Contrat = accord; Quasi-contrat = obligation sans accord; Délictuelle = réparation hors contrat; Enrichissement sans cause = “pas d’enrichissement injustifié”.

📖 4. Contrats nommés et innommés

🔑 Notions clés & Définitions

  • Contrat nommé : Le contrat nommé est un contrat spécialement réglementé par la loi, qui fixe ses conditions et ses effets.
  • Contrat innommé : Le contrat innommé est un contrat sans réglementation légale particulière, soumis par défaut au droit commun des contrats.
  • Règles générales des contrats : Les règles générales des contrats s’appliquent à tous les contrats, qu’ils aient ou non une dénomination propre, sous réserve des règles particulières.
  • Règles particulières à certains contrats : Les règles particulières à certains contrats organisent un régime spécifique qui prime sur les règles générales lorsque le contrat y est soumis.

📝 Points essentiels

  • Les contrats, qu’ils aient ou non une dénomination propre, relèvent des règles générales du sous-titre des contrats.
  • Des règles particulières existent pour certains contrats et s’appliquent en priorité sur les règles générales.
  • Les contrats nommés sont ceux dont la loi prévoit une réglementation spéciale (ex : vente, bail, assurance).
  • Les contrats innommés sont issus de la pratique et, faute de dénomination et de régime spécial, ils sont régis par le droit commun des contrats.
  • L’intérêt principal de la distinction est la qualification, car elle détermine le régime juridique applicable au contrat.

💡 Astuce mémo

Nommé = NORMÉ par la loi ; Innommé = INNOCENT de régime spécial → Droit commun.

📖 5. Contrats synallagmatiques et unilatéraux

🔑 Notions clés & Définitions

  • Contrat synallagmatique : Contrat synallagmatique : contrat où les parties s’obligent réciproquement, chaque obligation étant la contrepartie de celle de l’autre.
  • Contrat unilatéral : Contrat unilatéral : contrat où une ou plusieurs personnes s’obligent envers une ou plusieurs autres sans engagement réciproque de celles-ci.
  • Donation : Donation : exemple de contrat unilatéral, où le donateur procure un avantage sans recevoir de contrepartie.
  • Prêt : Prêt : exemple de contrat unilatéral, dont la qualification dépend notamment de la présence ou non d’une rémunération (intérêts).
  • Exception d’inexécution : Exception d’inexécution : mécanisme lié à l’inexécution d’une obligation qui n’est mobilisable que dans les contrats synallagmatiques.

📝 Points essentiels

  • L’intérêt de la distinction tient à la réciprocité des obligations, car elle conditionne l’application de certains mécanismes comme l’exception d’inexécution et la résolution pour inexécution.
  • L’exception d’inexécution et la résolution judiciaire pour inexécution ne jouent que dans les contrats synallagmatiques.
  • En matière de preuve, les contrats synallagmatiques sont rédigés en autant d’originaux que de parties.
  • Un contrat est unilatéral lorsqu’une obligation pèse sur une partie au profit d’une autre sans engagement réciproque de cette dernière.
  • Exemple de contrat unilatéral : la donation, y compris sur un bien immobilier ou une somme d’argent.
  • Exemple de contrat unilatéral : le prêt, et le prêt à intérêts est unilatéral à titre onéreux.

💡 Astuce mémo

Synallagmatique = “syn” (ensemble) d’obligations réciproques ; Unilatéral = “un” seul sens d’obligation.
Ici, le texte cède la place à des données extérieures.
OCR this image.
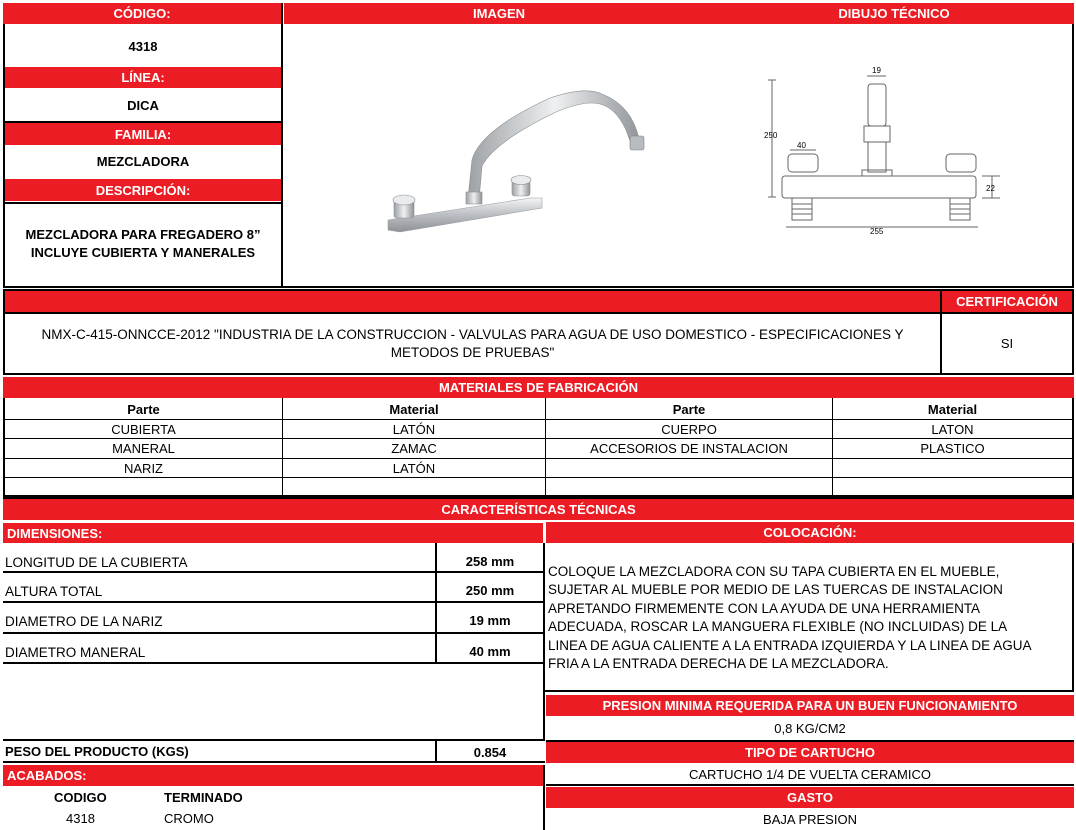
CÓDIGO:	IMAGEN	DIBUJO TÉCNICO
4318
LÍNEA:
DICA
FAMILIA:
MEZCLADORA
DESCRIPCIÓN:
MEZCLADORA PARA FREGADERO 8”
INCLUYE CUBIERTA Y MANERALES
19
250
40
22
255
CERTIFICACIÓN
NMX-C-415-ONNCCE-2012 "INDUSTRIA DE LA CONSTRUCCION - VALVULAS PARA AGUA DE USO DOMESTICO - ESPECIFICACIONES Y
METODOS DE PRUEBAS"
SI
MATERIALES DE FABRICACIÓN
Parte	Material	Parte	Material
CUBIERTA	LATÓN	CUERPO	LATON
MANERAL	ZAMAC	ACCESORIOS DE INSTALACION	PLASTICO
NARIZ	LATÓN
CARACTERÍSTICAS TÉCNICAS
DIMENSIONES:	COLOCACIÓN:
LONGITUD DE LA CUBIERTA	258 mm
ALTURA TOTAL	250 mm
DIAMETRO DE LA NARIZ	19 mm
DIAMETRO MANERAL	40 mm
PESO DEL PRODUCTO (KGS)	0.854
ACABADOS:
CODIGO	TERMINADO
4318	CROMO
COLOQUE LA MEZCLADORA CON SU TAPA CUBIERTA EN EL MUEBLE,
SUJETAR AL MUEBLE POR MEDIO DE LAS TUERCAS DE INSTALACION
APRETANDO FIRMEMENTE CON LA AYUDA DE UNA HERRAMIENTA
ADECUADA, ROSCAR LA MANGUERA FLEXIBLE (NO INCLUIDAS) DE LA
LINEA DE AGUA CALIENTE A LA ENTRADA IZQUIERDA Y LA LINEA DE AGUA
FRIA A LA ENTRADA DERECHA DE LA MEZCLADORA.
PRESION MINIMA REQUERIDA PARA UN BUEN FUNCIONAMIENTO
0,8 KG/CM2
TIPO DE CARTUCHO
CARTUCHO 1/4 DE VUELTA CERAMICO
GASTO
BAJA PRESION
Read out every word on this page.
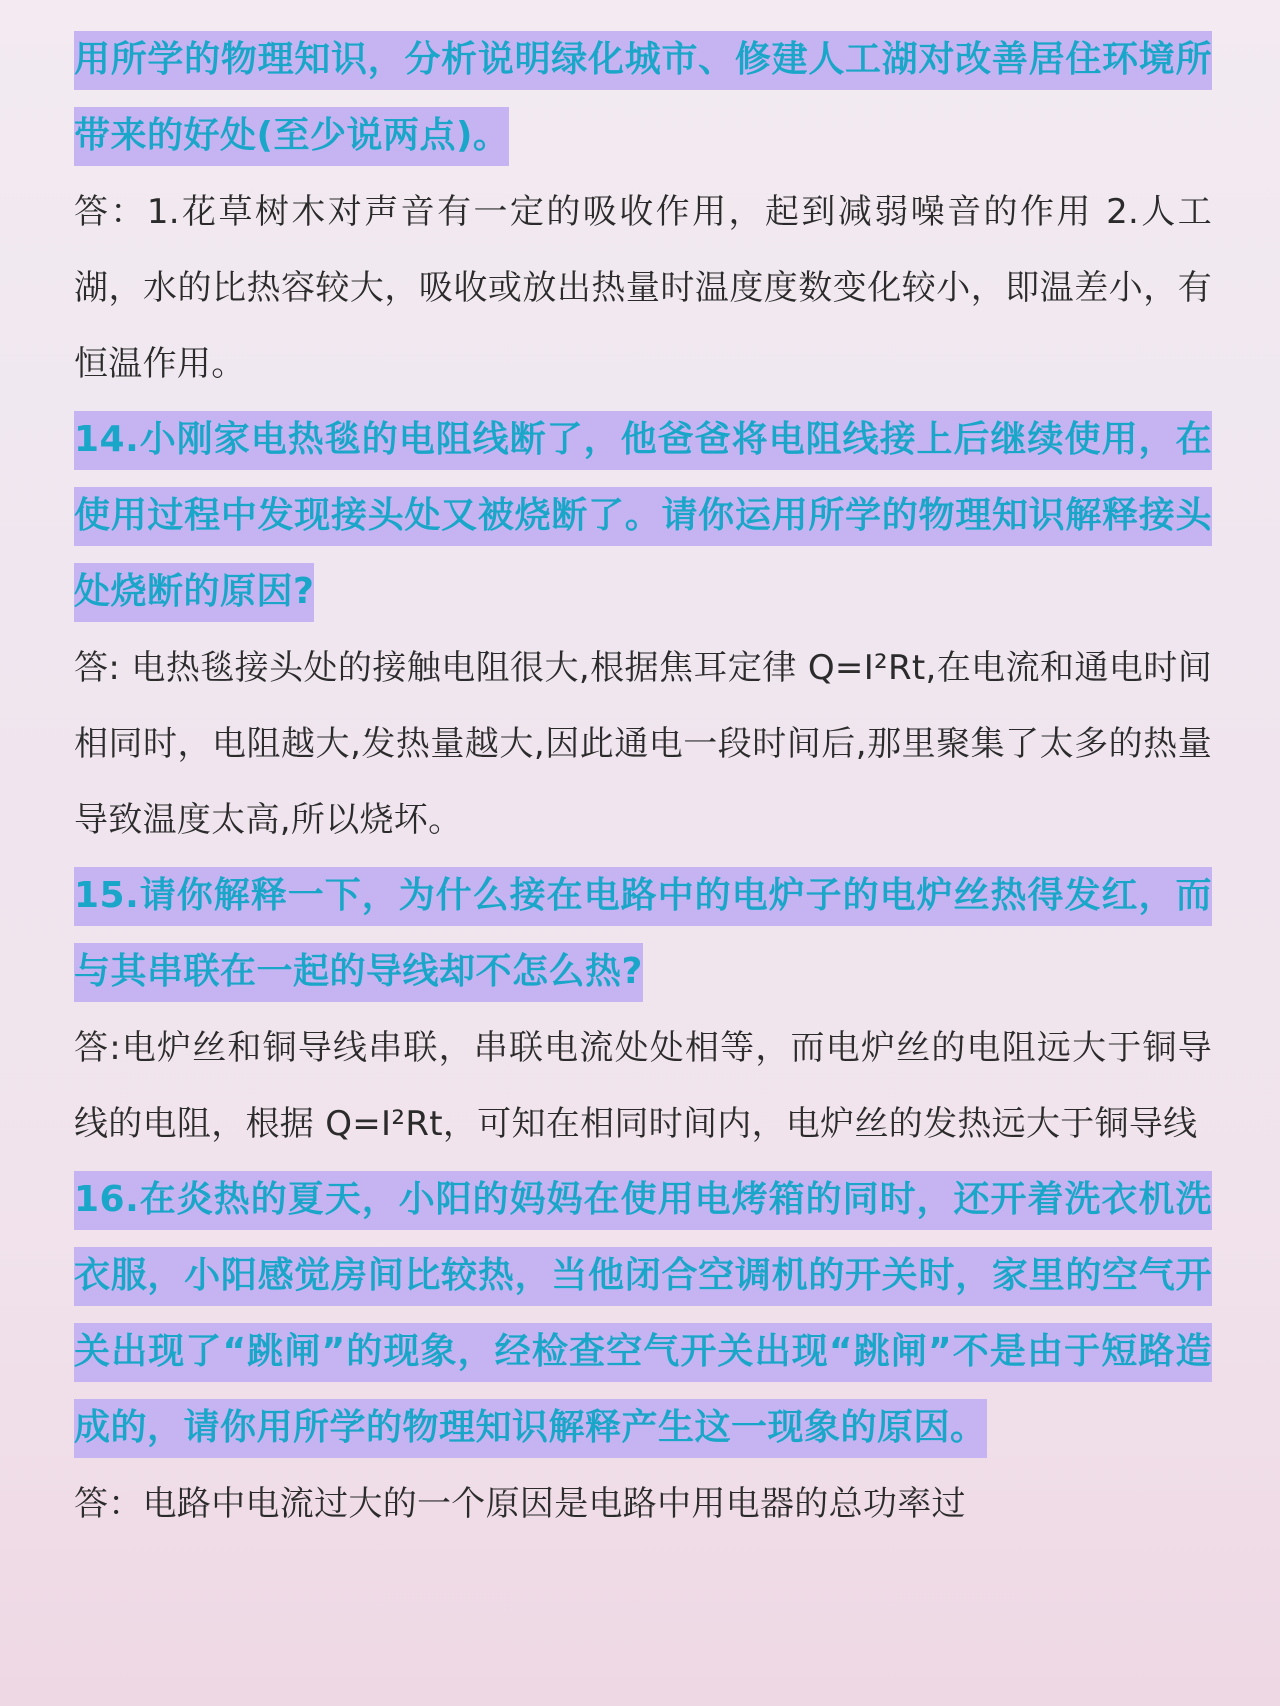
用所学的物理知识，分析说明绿化城市、修建人工湖对改善居住环境所带来的好处(至少说两点)。

答：1.花草树木对声音有一定的吸收作用，起到减弱噪音的作用 2.人工湖，水的比热容较大，吸收或放出热量时温度度数变化较小，即温差小，有恒温作用。

14.小刚家电热毯的电阻线断了，他爸爸将电阻线接上后继续使用，在使用过程中发现接头处又被烧断了。请你运用所学的物理知识解释接头处烧断的原因?

答: 电热毯接头处的接触电阻很大,根据焦耳定律 Q=I²Rt,在电流和通电时间相同时，电阻越大,发热量越大,因此通电一段时间后,那里聚集了太多的热量导致温度太高,所以烧坏。

15.请你解释一下，为什么接在电路中的电炉子的电炉丝热得发红，而与其串联在一起的导线却不怎么热?

答:电炉丝和铜导线串联，串联电流处处相等，而电炉丝的电阻远大于铜导线的电阻，根据 Q=I²Rt，可知在相同时间内，电炉丝的发热远大于铜导线

16.在炎热的夏天，小阳的妈妈在使用电烤箱的同时，还开着洗衣机洗衣服，小阳感觉房间比较热，当他闭合空调机的开关时，家里的空气开关出现了“跳闸”的现象，经检查空气开关出现“跳闸”不是由于短路造成的，请你用所学的物理知识解释产生这一现象的原因。

答：电路中电流过大的一个原因是电路中用电器的总功率过
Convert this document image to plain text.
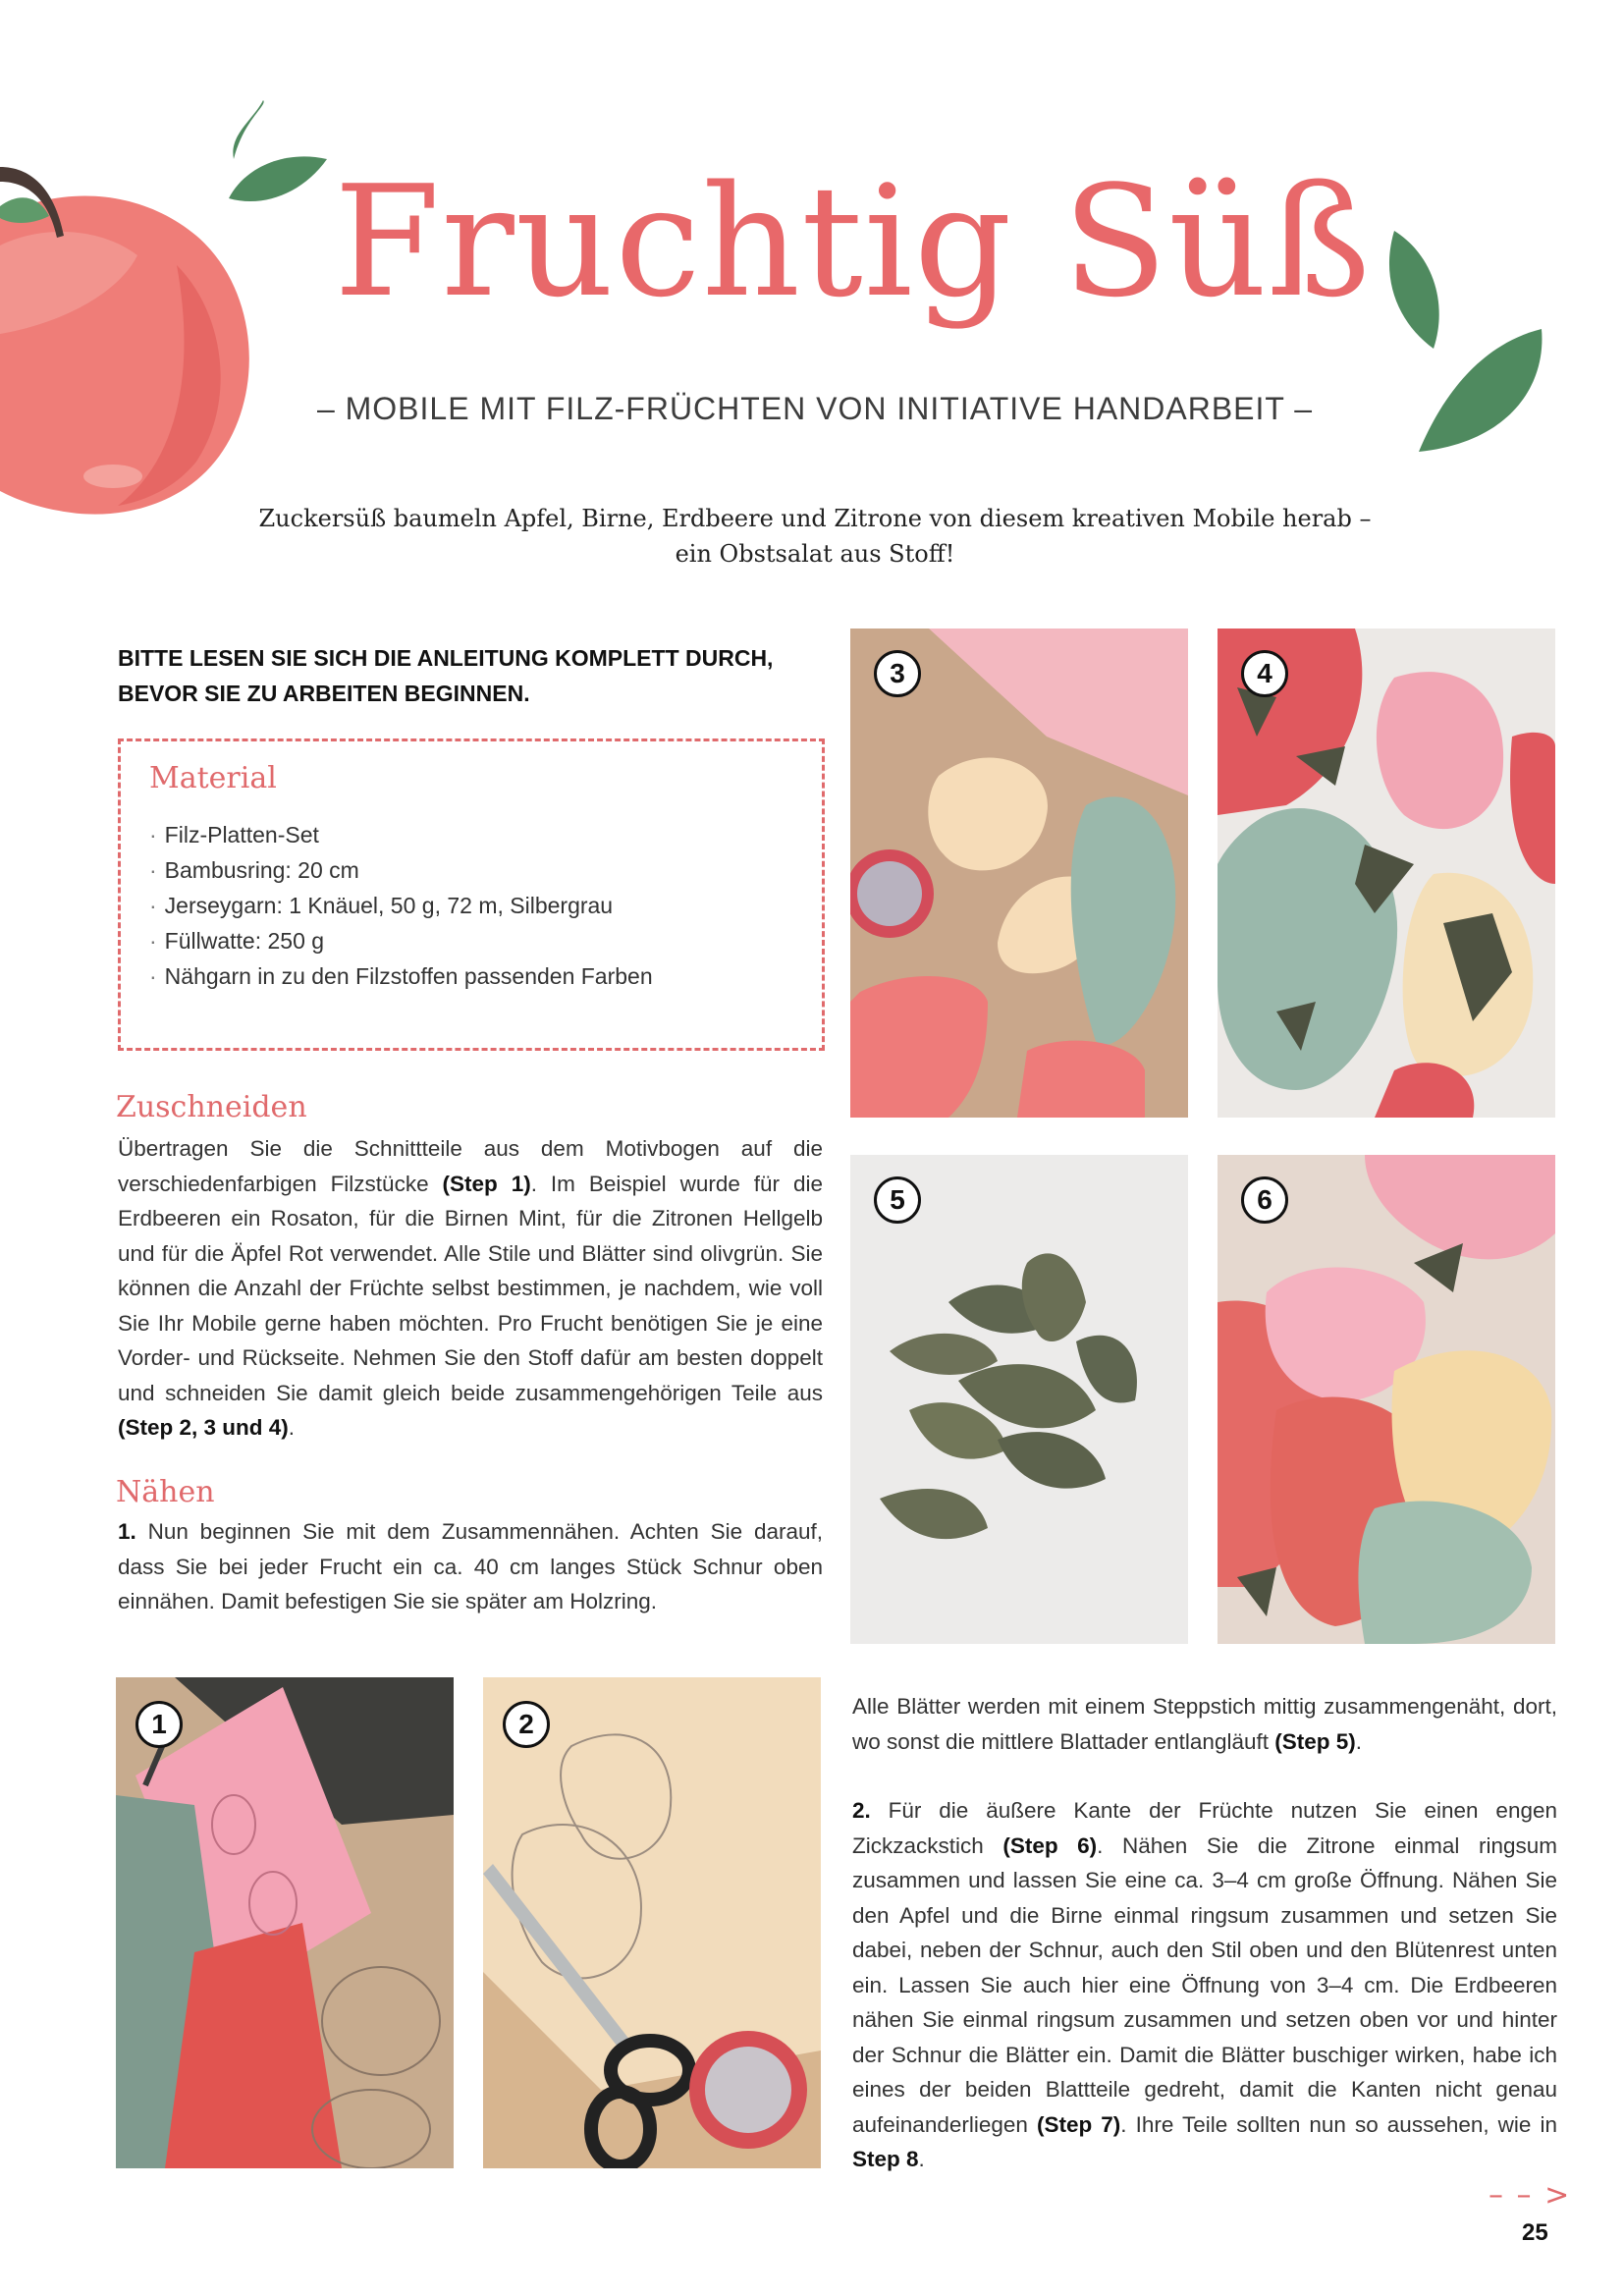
Fruchtig Süß
– MOBILE MIT FILZ-FRÜCHTEN VON INITIATIVE HANDARBEIT –
Zuckersüß baumeln Apfel, Birne, Erdbeere und Zitrone von diesem kreativen Mobile herab –
ein Obstsalat aus Stoff!
BITTE LESEN SIE SICH DIE ANLEITUNG KOMPLETT DURCH,
BEVOR SIE ZU ARBEITEN BEGINNEN.
Material
· Filz-Platten-Set
· Bambusring: 20 cm
· Jerseygarn: 1 Knäuel, 50 g, 72 m, Silbergrau
· Füllwatte: 250 g
· Nähgarn in zu den Filzstoffen passenden Farben
Zuschneiden
Übertragen Sie die Schnittteile aus dem Motivbogen auf die verschiedenfarbigen Filzstücke (Step 1). Im Beispiel wurde für die Erdbeeren ein Rosaton, für die Birnen Mint, für die Zitronen Hellgelb und für die Äpfel Rot verwendet. Alle Stile und Blätter sind olivgrün. Sie können die Anzahl der Früchte selbst bestimmen, je nachdem, wie voll Sie Ihr Mobile gerne haben möchten. Pro Frucht benötigen Sie je eine Vorder- und Rückseite. Nehmen Sie den Stoff dafür am besten doppelt und schneiden Sie damit gleich beide zusammengehörigen Teile aus (Step 2, 3 und 4).
Nähen
1. Nun beginnen Sie mit dem Zusammennähen. Achten Sie darauf, dass Sie bei jeder Frucht ein ca. 40 cm langes Stück Schnur oben einnähen. Damit befestigen Sie sie später am Holzring.
Alle Blätter werden mit einem Steppstich mittig zusammengenäht, dort, wo sonst die mittlere Blattader entlangläuft (Step 5).
2. Für die äußere Kante der Früchte nutzen Sie einen engen Zickzackstich (Step 6). Nähen Sie die Zitrone einmal ringsum zusammen und lassen Sie eine ca. 3–4 cm große Öffnung. Nähen Sie den Apfel und die Birne einmal ringsum zusammen und setzen Sie dabei, neben der Schnur, auch den Stil oben und den Blütenrest unten ein. Lassen Sie auch hier eine Öffnung von 3–4 cm. Die Erdbeeren nähen Sie einmal ringsum zusammen und setzen oben vor und hinter der Schnur die Blätter ein. Damit die Blätter buschiger wirken, habe ich eines der beiden Blattteile gedreht, damit die Kanten nicht genau aufeinanderliegen (Step 7). Ihre Teile sollten nun so aussehen, wie in Step 8.
3	4
5	6
1	2
– – >
25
📖 6. Contrats onéreux et à titre gratuit

🔑 Notions clés & Définitions

  • Contrat onéreux : Contrat onéreux : contrat dans lequel chaque partie procure un avantage en contrepartie de celui de l’autre.
  • Contrat à titre gratuit : Contrat à titre gratuit : contrat dans lequel un avantage est accordé sans contrepartie équivalente de l’autre partie.
  • Offre : Offre : proposition destinée à former le contrat, qui doit être précise et ferme pour produire des effets juridiques.
  • Invitation à négocier : Invitation à entrer en pourparlers : démarche précontractuelle qui incite à discuter sans constituer juridiquement une offre.

📝 Points essentiels

  • L’offre doit être distinguée de la période précontractuelle : toutes les propositions avant le contrat ne sont pas des offres.
  • L’offre doit être distinguée des avants-contrats qui précèdent souvent le contrat définitif.
  • Pour être qualifiée d’offre, la proposition doit être précise et contenir tous les éléments nécessaires à la formation du contrat (ex. chose et prix pour une vente).
  • L’offre doit être ferme : elle ne doit comporter ni réserve ni restriction ; sinon, elle n’est pas une offre juridiquement qualifiée.
  • La forme de l’offre n’est pas déterminante en soi : le principe est l’extériorisation, avec des cas rares de manifestation tacite (ex. tacite reconduction).
  • L’offre peut être faite à une personne déterminée ou indéterminée : son auteur est engagé quel que soit le destinataire (fondement : art. 113 C. civ.).

💡 Astuce mémo

Onéreux = échange ; gratuit = don. Offre = précise + ferme ; pourparlers = seulement discussion.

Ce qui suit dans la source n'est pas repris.